Archived from groups: comp.sys.ibm.pc.hardware.storage (More info?)

Nope, some dont, particularly when used in a case with
a spare bay on either side of it and decent case cooling.

<terrancedrith@yahoo.com> wrote in message
news:1106770998.195517.27000@z14g2000cwz.googlegroups.com...

> I'm finally building myself a newer PC and am confused about
> whether or not my 80gig WD 7200rpm S-ATA drive needs its
> own dedicated cooling. According to WD's site, not really.

They're right.

> According to sites devoted to gaming PCs, yes.

They're wrong, and its completely trivial to prove by
monitoring the internal drive temp using a SMART ute.

> The case already has one intake fan, one
> exhaust fan, and a twin-fan power supply.

What matters much more is whether the drive will be
rammed right up against another drive, particularly
another 7200 rpm drive. That cuts the airflow over
the drive even in a case with fans like that.

> It IS an older case, though, so there is no provision
> for mounting the drive directly in the airflow of the
> intake fan (like I see on most other cases).

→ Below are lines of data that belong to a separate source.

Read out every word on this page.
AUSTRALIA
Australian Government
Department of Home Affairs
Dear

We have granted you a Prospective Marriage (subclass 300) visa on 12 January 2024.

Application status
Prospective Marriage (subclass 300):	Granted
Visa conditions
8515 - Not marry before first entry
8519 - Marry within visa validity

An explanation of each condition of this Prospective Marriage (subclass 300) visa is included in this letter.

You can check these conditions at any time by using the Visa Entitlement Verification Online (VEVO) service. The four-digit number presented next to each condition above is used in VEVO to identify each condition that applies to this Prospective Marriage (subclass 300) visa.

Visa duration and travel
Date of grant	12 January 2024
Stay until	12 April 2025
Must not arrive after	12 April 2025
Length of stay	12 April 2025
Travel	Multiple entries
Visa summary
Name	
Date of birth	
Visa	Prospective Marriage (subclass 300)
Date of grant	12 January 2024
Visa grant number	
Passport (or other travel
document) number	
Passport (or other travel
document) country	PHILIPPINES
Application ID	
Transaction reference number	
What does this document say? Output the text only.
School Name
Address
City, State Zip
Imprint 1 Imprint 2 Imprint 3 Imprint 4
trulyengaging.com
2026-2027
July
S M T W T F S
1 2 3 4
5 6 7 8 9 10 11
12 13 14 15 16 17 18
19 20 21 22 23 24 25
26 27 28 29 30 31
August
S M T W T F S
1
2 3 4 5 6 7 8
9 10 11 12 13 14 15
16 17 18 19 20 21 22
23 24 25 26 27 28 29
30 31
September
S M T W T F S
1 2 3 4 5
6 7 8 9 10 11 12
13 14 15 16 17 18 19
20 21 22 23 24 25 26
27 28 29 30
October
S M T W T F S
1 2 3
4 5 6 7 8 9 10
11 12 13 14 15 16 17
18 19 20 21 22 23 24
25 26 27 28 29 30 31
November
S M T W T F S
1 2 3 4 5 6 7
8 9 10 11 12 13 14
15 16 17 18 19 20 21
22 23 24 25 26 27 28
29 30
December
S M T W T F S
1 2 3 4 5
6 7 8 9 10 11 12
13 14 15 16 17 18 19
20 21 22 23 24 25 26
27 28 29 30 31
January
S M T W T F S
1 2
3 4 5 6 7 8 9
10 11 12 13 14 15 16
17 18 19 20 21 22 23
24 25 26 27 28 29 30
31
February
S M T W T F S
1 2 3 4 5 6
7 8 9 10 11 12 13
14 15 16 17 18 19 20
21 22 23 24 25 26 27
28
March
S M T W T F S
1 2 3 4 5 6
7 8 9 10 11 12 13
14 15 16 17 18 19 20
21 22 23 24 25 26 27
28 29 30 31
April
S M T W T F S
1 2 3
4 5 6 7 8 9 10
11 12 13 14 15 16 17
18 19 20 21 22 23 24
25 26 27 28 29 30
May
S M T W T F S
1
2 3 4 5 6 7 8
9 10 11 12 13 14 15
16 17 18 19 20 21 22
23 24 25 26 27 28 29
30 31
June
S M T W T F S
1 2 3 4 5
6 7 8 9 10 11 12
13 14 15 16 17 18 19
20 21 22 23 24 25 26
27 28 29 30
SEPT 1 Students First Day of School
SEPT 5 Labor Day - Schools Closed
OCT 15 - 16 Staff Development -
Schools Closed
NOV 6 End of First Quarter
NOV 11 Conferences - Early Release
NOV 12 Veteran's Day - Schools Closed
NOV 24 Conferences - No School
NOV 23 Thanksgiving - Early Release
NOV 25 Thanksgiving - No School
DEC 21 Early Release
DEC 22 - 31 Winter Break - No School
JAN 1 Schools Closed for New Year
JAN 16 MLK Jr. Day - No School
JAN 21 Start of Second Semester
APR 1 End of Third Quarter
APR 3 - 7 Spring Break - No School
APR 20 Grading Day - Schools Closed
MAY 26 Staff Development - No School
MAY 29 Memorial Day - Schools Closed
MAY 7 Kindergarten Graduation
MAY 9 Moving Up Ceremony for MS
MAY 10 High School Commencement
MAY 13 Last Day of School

A new case doesnt cost much.

> I'd _like_ to stay away from yet more fans.

Yeah, I prefer a very quiet system myself, so
I dont even have that many fans in it myself.

Just have a very quiet power supply fan and a
very quiet Samsung drive, monitor the drive temp,
see it stay well within specs, even in the hottest
days in summer, and revel in the piece and quiet.

> A lot of the "hard drive coolers" I see look
> like they just churn a bunch of already hot air.

Nope, they can be useful.

> Others seem to be large heatsink/fan combinations that
> pull in air from the front bezel, but again it's more noise.

Yep.

> Thoughts? Opinions? Will the drive live a shorter life
> if I just mount it in the 3-1/2 bay below the floppy?

Generally best to have a free slot between them.

Thats normally fine with a case with that many fans.
Anonymous
a b G Storage
January 27, 2005 5:07:32 PM

Archived from groups: comp.sys.ibm.pc.hardware.storage (More info?)

Previously terrancedrith@yahoo.com wrote:
> I'm finally building myself a newer PC and am confused about whether or
> not my 80gig WD 7200rpm S-ATA drive needs its own dedicated cooling.
> According to WD's site, not really. According to sites devoted to
> gaming PCs, yes.

Depends. If it has its own airstream from the outside, it will be
o.k. in most cases. If not, it depends on usage pattern, mounting
method, air-temperature, airflow in the case, etc.. You cannot cool a
HDD too much. But you can cool it too little, severely shortening its
life and many people do so without knowing or understanding the
problem.

> The case already has one intake fan, one exhaust fan, and a twin-fan
> power supply. It IS an older case, though, so there is no provision for
> mounting the drive directly in the airflow of the intake fan (like I
> see on most other cases).

The problem with that is that air from the outside is cool. Air alrerady
inside the case may not be.

> I'd _like_ to stay away from yet more fans. A lot of the "hard drive
> coolers" I see look like they just churn a bunch of already hot air.
> Others seem to be large heatsink/fan combinations that pull in air from
> the front bezel, but again it's more noise.

> Thoughts? Opinions? Will the drive live a shorter life if I just mount
> it in the 3-1/2 bay below the floppy?

Depends. Single drives firmly screwed into metal bays can be
surprisingly well cooled. The only good way to tell is to
measure:

- Run the drive at your expected maximum load. Personally I found
that modern drives don't take much more energy during seek than
during mixed r/w operation, so you can just copy a large number
of files around. Do this for at leat 10 minutes, better half an
hour.
- Measure temperature with a SMART utility (e.g. the smartmontools).
- Measure your room temperature and add the difference between current
temperature and maximum expected tempereature you want to run the
computer in to the measured HDD temperature.

If the result is over 55C you should definitely get better cooling.
Mosts HDDs will start to have significantly shorter lifes when run
over 55C...60C.

If you find this procedure is too complicated, the just get reasonable
airflow from the outside to your drive. Since most people are not
willing or able to do reasonable measurements, the general recomendation
is more cooling than strictly necessary.